There were a number of very pleasant (this one undergoing significant restoration) buildings,
this one dates from 1923 in a very traditional severe style (now a pub belonging to the Dolly Dimples chain)
this large substantial wood built house
but what struck us most was that throughout the town were quite a large number of unusual statues – why we do not know but they were all very nice to see.
Just after we left Sandnessjoen’s port, we passed the 568m mountain of Hestmannen which is (according to myth), the petrified remains of a wayward troll prince. The story has it that Hestmannen was overcome with lust after seeing the beautiful Lekamøya bathing naked with the seven daughters of the troll king Sulitjelma and galloped south to abduct her, sending the panicked girls fleeing. As dawn broke, the seven were turned to stone, becoming the Seven Sisters mountain range.

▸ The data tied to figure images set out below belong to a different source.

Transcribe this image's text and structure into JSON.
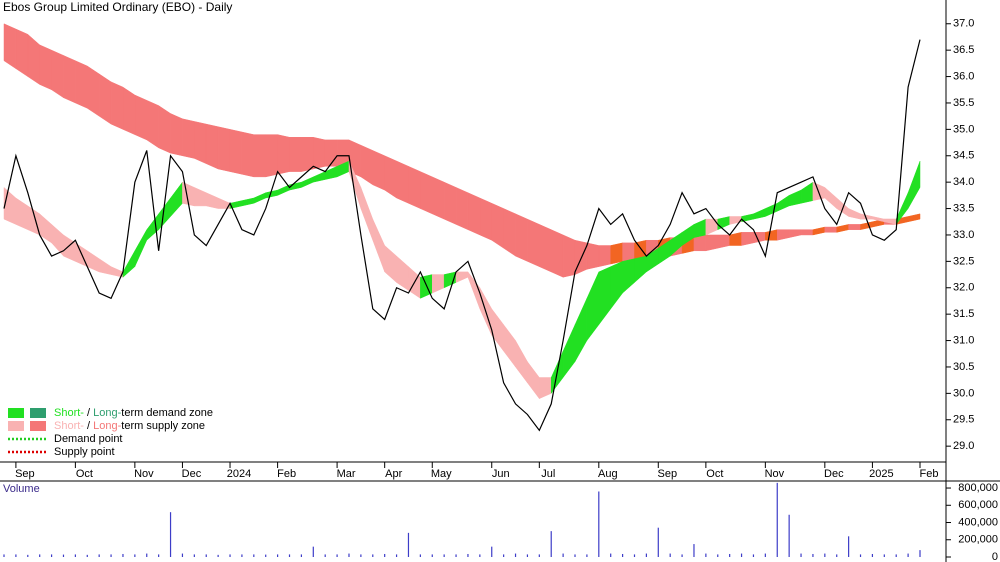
{
  "chart_data": {
    "type": "zones",
    "title": "Ebos Group Limited Ordinary (EBO) - Daily",
    "categories": [
      null,
      "Sep",
      null,
      null,
      null,
      null,
      "Oct",
      null,
      null,
      null,
      null,
      "Nov",
      null,
      null,
      null,
      "Dec",
      null,
      null,
      null,
      "2024",
      null,
      null,
      null,
      "Feb",
      null,
      null,
      null,
      null,
      "Mar",
      null,
      null,
      null,
      "Apr",
      null,
      null,
      null,
      "May",
      null,
      null,
      null,
      null,
      "Jun",
      null,
      null,
      null,
      "Jul",
      null,
      null,
      null,
      null,
      "Aug",
      null,
      null,
      null,
      null,
      "Sep",
      null,
      null,
      null,
      "Oct",
      null,
      null,
      null,
      null,
      "Nov",
      null,
      null,
      null,
      null,
      "Dec",
      null,
      null,
      null,
      "2025",
      null,
      null,
      null,
      "Feb"
    ],
    "close": {
      "color": "#000000",
      "values": [
        33.5,
        34.5,
        33.8,
        33.0,
        32.6,
        32.7,
        32.9,
        32.4,
        31.9,
        31.8,
        32.3,
        34.0,
        34.6,
        32.7,
        34.5,
        34.2,
        33.0,
        32.8,
        33.2,
        33.6,
        33.1,
        33.0,
        33.5,
        34.2,
        33.9,
        34.1,
        34.3,
        34.2,
        34.5,
        34.5,
        33.0,
        31.6,
        31.4,
        32.0,
        31.9,
        32.3,
        31.8,
        31.6,
        32.3,
        32.5,
        31.9,
        31.2,
        30.2,
        29.8,
        29.6,
        29.3,
        29.8,
        31.0,
        32.3,
        32.8,
        33.5,
        33.2,
        33.4,
        32.9,
        32.6,
        32.8,
        33.2,
        33.8,
        33.4,
        33.5,
        33.2,
        33.0,
        33.3,
        33.1,
        32.6,
        33.8,
        33.9,
        34.0,
        34.1,
        33.5,
        33.2,
        33.8,
        33.6,
        33.0,
        32.9,
        33.1,
        35.8,
        36.7
      ]
    },
    "long_zone": {
      "color": "#f47777",
      "rising_color": "#f26522",
      "upper": [
        37.0,
        36.9,
        36.8,
        36.6,
        36.5,
        36.4,
        36.3,
        36.2,
        36.05,
        35.9,
        35.8,
        35.65,
        35.55,
        35.45,
        35.3,
        35.2,
        35.15,
        35.1,
        35.05,
        35.0,
        34.95,
        34.9,
        34.9,
        34.9,
        34.85,
        34.85,
        34.85,
        34.8,
        34.8,
        34.8,
        34.7,
        34.6,
        34.5,
        34.4,
        34.3,
        34.2,
        34.1,
        34.0,
        33.9,
        33.8,
        33.7,
        33.6,
        33.5,
        33.4,
        33.3,
        33.2,
        33.1,
        33.0,
        32.9,
        32.85,
        32.8,
        32.8,
        32.85,
        32.85,
        32.9,
        32.9,
        32.95,
        32.95,
        33.0,
        33.0,
        33.0,
        33.0,
        33.05,
        33.05,
        33.05,
        33.1,
        33.1,
        33.1,
        33.1,
        33.15,
        33.15,
        33.2,
        33.2,
        33.25,
        33.3,
        33.3,
        33.35,
        33.4
      ],
      "lower": [
        36.3,
        36.15,
        36.0,
        35.85,
        35.75,
        35.6,
        35.5,
        35.4,
        35.25,
        35.1,
        35.0,
        34.9,
        34.8,
        34.65,
        34.55,
        34.5,
        34.45,
        34.35,
        34.25,
        34.2,
        34.15,
        34.1,
        34.1,
        34.15,
        34.2,
        34.2,
        34.25,
        34.3,
        34.3,
        34.2,
        34.1,
        33.95,
        33.85,
        33.7,
        33.6,
        33.5,
        33.4,
        33.3,
        33.2,
        33.1,
        33.0,
        32.9,
        32.75,
        32.6,
        32.5,
        32.4,
        32.3,
        32.2,
        32.25,
        32.35,
        32.4,
        32.45,
        32.5,
        32.5,
        32.55,
        32.6,
        32.6,
        32.65,
        32.7,
        32.7,
        32.75,
        32.8,
        32.8,
        32.85,
        32.9,
        32.9,
        32.95,
        33.0,
        33.0,
        33.05,
        33.05,
        33.1,
        33.1,
        33.15,
        33.2,
        33.2,
        33.25,
        33.3
      ]
    },
    "short_zone": {
      "color": "#f9b2b2",
      "rising_color": "#22e022",
      "upper": [
        33.9,
        33.7,
        33.55,
        33.4,
        33.2,
        33.0,
        32.85,
        32.7,
        32.55,
        32.4,
        32.3,
        32.7,
        33.1,
        33.4,
        33.7,
        34.0,
        33.9,
        33.8,
        33.7,
        33.6,
        33.65,
        33.7,
        33.8,
        33.85,
        33.95,
        34.0,
        34.1,
        34.2,
        34.3,
        34.4,
        33.9,
        33.3,
        32.8,
        32.6,
        32.4,
        32.2,
        32.25,
        32.25,
        32.3,
        32.3,
        32.0,
        31.6,
        31.3,
        31.0,
        30.6,
        30.3,
        30.3,
        30.8,
        31.3,
        31.8,
        32.3,
        32.4,
        32.5,
        32.55,
        32.6,
        32.75,
        32.9,
        33.05,
        33.2,
        33.3,
        33.3,
        33.35,
        33.35,
        33.4,
        33.5,
        33.6,
        33.75,
        33.85,
        34.0,
        33.9,
        33.7,
        33.5,
        33.4,
        33.35,
        33.3,
        33.3,
        33.8,
        34.4
      ],
      "lower": [
        33.3,
        33.2,
        33.1,
        33.0,
        32.85,
        32.6,
        32.5,
        32.4,
        32.3,
        32.25,
        32.2,
        32.4,
        32.9,
        33.1,
        33.35,
        33.6,
        33.55,
        33.55,
        33.5,
        33.5,
        33.55,
        33.6,
        33.7,
        33.75,
        33.85,
        33.9,
        34.0,
        34.05,
        34.1,
        34.2,
        33.5,
        32.9,
        32.3,
        32.1,
        31.95,
        31.8,
        31.9,
        32.0,
        32.1,
        32.2,
        31.6,
        31.1,
        30.8,
        30.5,
        30.2,
        29.9,
        30.0,
        30.3,
        30.6,
        31.0,
        31.3,
        31.6,
        31.9,
        32.1,
        32.3,
        32.45,
        32.6,
        32.8,
        32.95,
        33.0,
        33.1,
        33.2,
        33.25,
        33.3,
        33.35,
        33.45,
        33.55,
        33.6,
        33.65,
        33.7,
        33.5,
        33.35,
        33.3,
        33.3,
        33.25,
        33.2,
        33.5,
        33.9
      ]
    },
    "ylim": [
      28.7,
      37.45
    ],
    "yticks": [
      {
        "value": 29,
        "label": "29.0"
      },
      29.5,
      {
        "value": 30,
        "label": "30.0"
      },
      30.5,
      {
        "value": 31,
        "label": "31.0"
      },
      31.5,
      {
        "value": 32,
        "label": "32.0"
      },
      32.5,
      {
        "value": 33,
        "label": "33.0"
      },
      33.5,
      {
        "value": 34,
        "label": "34.0"
      },
      34.5,
      {
        "value": 35,
        "label": "35.0"
      },
      35.5,
      {
        "value": 36,
        "label": "36.0"
      },
      36.5,
      {
        "value": 37,
        "label": "37.0"
      }
    ],
    "volume": {
      "label": "Volume",
      "color": "#3d3dc8",
      "values": [
        30000,
        30000,
        25000,
        30000,
        30000,
        28000,
        30000,
        25000,
        30000,
        30000,
        35000,
        30000,
        40000,
        30000,
        520000,
        40000,
        30000,
        30000,
        25000,
        30000,
        30000,
        30000,
        28000,
        30000,
        30000,
        30000,
        120000,
        30000,
        30000,
        40000,
        30000,
        30000,
        35000,
        30000,
        280000,
        30000,
        30000,
        30000,
        30000,
        35000,
        30000,
        120000,
        30000,
        40000,
        30000,
        30000,
        300000,
        40000,
        30000,
        30000,
        760000,
        40000,
        35000,
        30000,
        40000,
        340000,
        40000,
        30000,
        150000,
        40000,
        30000,
        35000,
        40000,
        30000,
        40000,
        860000,
        490000,
        40000,
        35000,
        40000,
        30000,
        240000,
        30000,
        35000,
        30000,
        30000,
        40000,
        80000
      ],
      "ylim": [
        0,
        870000
      ],
      "yticks": [
        0,
        {
          "value": 200000,
          "label": "200,000"
        },
        {
          "value": 400000,
          "label": "400,000"
        },
        {
          "value": 600000,
          "label": "600,000"
        },
        {
          "value": 800000,
          "label": "800,000"
        }
      ]
    },
    "legend": [
      {
        "parts": [
          "Short-",
          " / ",
          "Long-",
          "term demand zone"
        ],
        "colors": [
          "#22e022",
          "#2e9e6e"
        ]
      },
      {
        "parts": [
          "Short-",
          " / ",
          "Long-",
          "term supply zone"
        ],
        "colors": [
          "#f9b2b2",
          "#f47777"
        ]
      },
      {
        "parts": [
          "Demand point"
        ],
        "colors": [
          "#22cc22"
        ]
      },
      {
        "parts": [
          "Supply point"
        ],
        "colors": [
          "#dd0000"
        ]
      }
    ]
  }
}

The seven sisters are shown on the above chart as the line of seven black triangles and the picture above is taken from a position towards the bottom of the chart looking up the line of the sisters.
And shortly after we pass the last of the sisters on a very calm sea in an absolutely freezing wind, the sun sets (as it now has a right to do) although it was not up very long.
I think that for me, this stretch of coast with its magic combination of mountains and light was the best section of the whole 5000km we have seen on this trip.
Further south we cruise (in the dark) past the rocky dome of Torghatten, which is pierced right through by a hole about 20 metres in breadth. The mythical explanation is that after failing to catch Lekamøya, the petulant Hestmannen decided to shoot her instead. Fortunately, a benevolent troll king threw his hat between the two, which stopped the arrow and was petrified into Torghatten mountain.
Dinner was advertised as the Captain’s Dinner – it was
nearly as normal except that all of the key members of the crew were present and we were told what a good group we had been and we told them what a good crew they had been then we toasted each other – we had Glug and because of the very strict alcohol policy applying to the crew (none ever whilst on board) they had a fruit punch.
This is a vegetable wrap, the alternative had fish in it.
Pepper Steak etc
A stuffed pepper with a sliced roast potatoes with swede on top plus assorted quick fried vegetables served on the same pepper sauce as the meat eaters.
Desert was the Chef’s Bomb Surprise which was a sort of
baked alaska ice cream cake with a firework in it.